Wednesday, April 1, 2015

D&C 122:5-8 Why should we endure our trials well?

Elder Joseph B. Wirthlin of the Quorum of the 12 Apostles
“You may feel singled out when adversity enters your life. You shake your head and wonder, ‘Why me?’ “But the dial on the wheel of sorrow eventually points to each of us. At one time or another, everyone must experience sorrow. No one is exempt. . . . “Learning to endure times of disappointment, suffering, and sorrow is part of our on-the-job training. These experiences while often difficult to bear at the time, are precisely the kinds of experiences that stretch our understanding, build our character, and increase our compassion for others” (“Come What May, and Love It,” Ensign or Liahona, Nov. 2008, 27).

Elder Orson F. Whitney of the Quorum of the Twelve Apostles:
“No pain that we suffer, no trial that we experience is wasted. It ministers to our education, to the development of such qualities as patience, faith, fortitude and humility.

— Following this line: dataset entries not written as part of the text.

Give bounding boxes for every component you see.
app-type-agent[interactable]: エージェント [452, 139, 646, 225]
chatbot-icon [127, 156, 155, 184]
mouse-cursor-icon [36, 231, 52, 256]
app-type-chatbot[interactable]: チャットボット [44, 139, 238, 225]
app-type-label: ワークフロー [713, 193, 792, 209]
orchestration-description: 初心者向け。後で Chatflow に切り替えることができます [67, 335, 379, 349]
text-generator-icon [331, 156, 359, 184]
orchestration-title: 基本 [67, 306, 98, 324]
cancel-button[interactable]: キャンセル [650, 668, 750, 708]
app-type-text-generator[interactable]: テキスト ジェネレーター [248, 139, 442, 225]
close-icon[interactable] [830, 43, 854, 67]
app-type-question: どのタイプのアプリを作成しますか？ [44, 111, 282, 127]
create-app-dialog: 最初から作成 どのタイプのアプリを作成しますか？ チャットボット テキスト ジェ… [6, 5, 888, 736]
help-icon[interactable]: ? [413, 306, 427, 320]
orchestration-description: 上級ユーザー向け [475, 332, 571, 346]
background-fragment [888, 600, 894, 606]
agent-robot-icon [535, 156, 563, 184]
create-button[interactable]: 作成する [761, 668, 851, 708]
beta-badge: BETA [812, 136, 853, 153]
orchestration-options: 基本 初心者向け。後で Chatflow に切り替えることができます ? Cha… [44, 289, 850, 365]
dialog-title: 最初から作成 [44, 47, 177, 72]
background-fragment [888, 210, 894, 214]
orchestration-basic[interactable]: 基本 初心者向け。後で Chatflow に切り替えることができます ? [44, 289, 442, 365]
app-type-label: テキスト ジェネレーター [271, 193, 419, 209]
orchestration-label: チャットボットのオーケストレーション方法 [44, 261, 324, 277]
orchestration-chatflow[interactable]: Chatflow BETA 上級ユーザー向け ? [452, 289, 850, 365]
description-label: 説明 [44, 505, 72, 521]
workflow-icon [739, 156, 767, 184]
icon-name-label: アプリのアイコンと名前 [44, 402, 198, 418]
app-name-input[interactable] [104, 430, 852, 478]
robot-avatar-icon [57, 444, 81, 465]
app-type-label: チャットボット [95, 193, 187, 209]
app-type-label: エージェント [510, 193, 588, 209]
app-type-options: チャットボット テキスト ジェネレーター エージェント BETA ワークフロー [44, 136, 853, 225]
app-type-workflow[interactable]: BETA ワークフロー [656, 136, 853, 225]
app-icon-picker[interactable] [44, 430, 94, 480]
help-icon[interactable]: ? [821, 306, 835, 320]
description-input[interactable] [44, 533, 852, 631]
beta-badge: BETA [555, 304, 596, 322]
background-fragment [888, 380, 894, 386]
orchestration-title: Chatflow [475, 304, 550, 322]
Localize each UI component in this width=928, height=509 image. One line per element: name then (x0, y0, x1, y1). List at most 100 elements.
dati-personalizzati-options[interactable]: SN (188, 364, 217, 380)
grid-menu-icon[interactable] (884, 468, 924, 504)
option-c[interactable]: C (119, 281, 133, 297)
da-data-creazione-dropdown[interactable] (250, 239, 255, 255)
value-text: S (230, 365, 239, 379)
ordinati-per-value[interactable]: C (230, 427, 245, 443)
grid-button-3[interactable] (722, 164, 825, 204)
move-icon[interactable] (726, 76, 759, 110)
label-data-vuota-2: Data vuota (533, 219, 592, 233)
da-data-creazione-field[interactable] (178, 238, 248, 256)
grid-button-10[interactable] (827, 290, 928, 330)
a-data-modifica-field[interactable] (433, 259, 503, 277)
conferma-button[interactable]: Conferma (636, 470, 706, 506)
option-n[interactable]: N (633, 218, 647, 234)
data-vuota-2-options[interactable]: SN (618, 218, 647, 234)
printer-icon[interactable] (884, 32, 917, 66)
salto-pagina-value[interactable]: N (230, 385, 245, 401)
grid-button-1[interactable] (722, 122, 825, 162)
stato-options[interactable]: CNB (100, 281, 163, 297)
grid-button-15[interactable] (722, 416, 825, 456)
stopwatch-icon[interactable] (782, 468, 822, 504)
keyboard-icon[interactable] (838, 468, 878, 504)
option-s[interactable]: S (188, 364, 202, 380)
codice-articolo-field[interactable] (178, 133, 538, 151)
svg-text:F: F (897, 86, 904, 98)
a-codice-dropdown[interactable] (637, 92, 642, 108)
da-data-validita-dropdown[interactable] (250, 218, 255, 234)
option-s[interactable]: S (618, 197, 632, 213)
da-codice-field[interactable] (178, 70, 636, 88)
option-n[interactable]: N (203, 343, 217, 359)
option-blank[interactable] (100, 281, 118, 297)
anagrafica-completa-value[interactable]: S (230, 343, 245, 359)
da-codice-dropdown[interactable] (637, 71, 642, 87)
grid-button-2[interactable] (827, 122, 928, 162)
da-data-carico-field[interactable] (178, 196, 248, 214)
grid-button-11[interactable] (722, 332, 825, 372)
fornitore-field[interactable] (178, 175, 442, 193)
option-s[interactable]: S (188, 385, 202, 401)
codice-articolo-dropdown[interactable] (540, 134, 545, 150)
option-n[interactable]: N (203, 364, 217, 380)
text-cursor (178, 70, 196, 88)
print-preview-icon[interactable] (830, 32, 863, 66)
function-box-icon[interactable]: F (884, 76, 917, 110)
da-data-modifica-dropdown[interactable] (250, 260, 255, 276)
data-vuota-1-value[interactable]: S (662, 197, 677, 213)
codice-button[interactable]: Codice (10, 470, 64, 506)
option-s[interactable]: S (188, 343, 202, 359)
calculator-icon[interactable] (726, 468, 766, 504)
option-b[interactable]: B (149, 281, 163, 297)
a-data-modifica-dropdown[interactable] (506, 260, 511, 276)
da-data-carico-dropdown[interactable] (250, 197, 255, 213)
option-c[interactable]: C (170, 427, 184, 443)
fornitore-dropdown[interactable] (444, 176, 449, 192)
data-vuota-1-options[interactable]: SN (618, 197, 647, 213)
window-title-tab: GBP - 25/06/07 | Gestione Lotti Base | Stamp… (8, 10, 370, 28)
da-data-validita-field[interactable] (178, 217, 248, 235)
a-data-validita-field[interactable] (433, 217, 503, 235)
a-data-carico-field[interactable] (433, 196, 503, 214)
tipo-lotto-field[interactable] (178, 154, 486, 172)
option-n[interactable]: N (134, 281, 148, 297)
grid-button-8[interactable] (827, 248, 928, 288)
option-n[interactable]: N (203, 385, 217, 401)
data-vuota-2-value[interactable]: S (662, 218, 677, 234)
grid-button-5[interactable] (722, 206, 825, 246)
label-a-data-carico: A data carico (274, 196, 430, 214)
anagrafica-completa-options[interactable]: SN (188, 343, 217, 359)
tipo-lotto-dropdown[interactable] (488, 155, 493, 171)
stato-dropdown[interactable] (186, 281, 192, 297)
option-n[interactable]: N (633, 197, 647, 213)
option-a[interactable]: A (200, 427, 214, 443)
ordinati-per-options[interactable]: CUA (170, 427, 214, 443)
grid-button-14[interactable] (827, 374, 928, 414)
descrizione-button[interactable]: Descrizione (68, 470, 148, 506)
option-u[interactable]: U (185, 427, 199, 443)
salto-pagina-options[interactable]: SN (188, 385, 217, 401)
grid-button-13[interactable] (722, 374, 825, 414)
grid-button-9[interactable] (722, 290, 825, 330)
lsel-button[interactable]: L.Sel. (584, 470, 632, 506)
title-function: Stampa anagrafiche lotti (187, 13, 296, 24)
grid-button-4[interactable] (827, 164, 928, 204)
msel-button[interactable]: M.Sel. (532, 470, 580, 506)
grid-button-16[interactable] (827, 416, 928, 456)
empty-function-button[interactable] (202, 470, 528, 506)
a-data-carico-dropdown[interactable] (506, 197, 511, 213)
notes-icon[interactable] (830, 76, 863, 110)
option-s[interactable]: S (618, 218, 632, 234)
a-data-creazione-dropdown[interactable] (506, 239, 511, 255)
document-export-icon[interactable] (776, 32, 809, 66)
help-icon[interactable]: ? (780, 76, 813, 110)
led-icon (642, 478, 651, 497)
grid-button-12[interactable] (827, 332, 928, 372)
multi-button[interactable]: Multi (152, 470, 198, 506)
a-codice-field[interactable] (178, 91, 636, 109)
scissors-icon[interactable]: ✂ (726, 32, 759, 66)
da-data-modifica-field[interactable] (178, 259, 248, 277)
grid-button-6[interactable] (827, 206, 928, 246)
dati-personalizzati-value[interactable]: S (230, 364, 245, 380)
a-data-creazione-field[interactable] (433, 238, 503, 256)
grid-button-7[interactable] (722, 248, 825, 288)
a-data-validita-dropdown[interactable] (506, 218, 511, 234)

All that we suffer and all that we endure, especially when we endure it patiently, builds up our characters, purifies our hearts, expands our souls, and makes us more tender and charitable, more worthy to be called the children of God . . . and it is through sorrow and suffering, toil and tribulation, that we gain the education that we come here to acquire” (in Spencer W. Kimball, Faith Precedes the Miracle [1972], 98).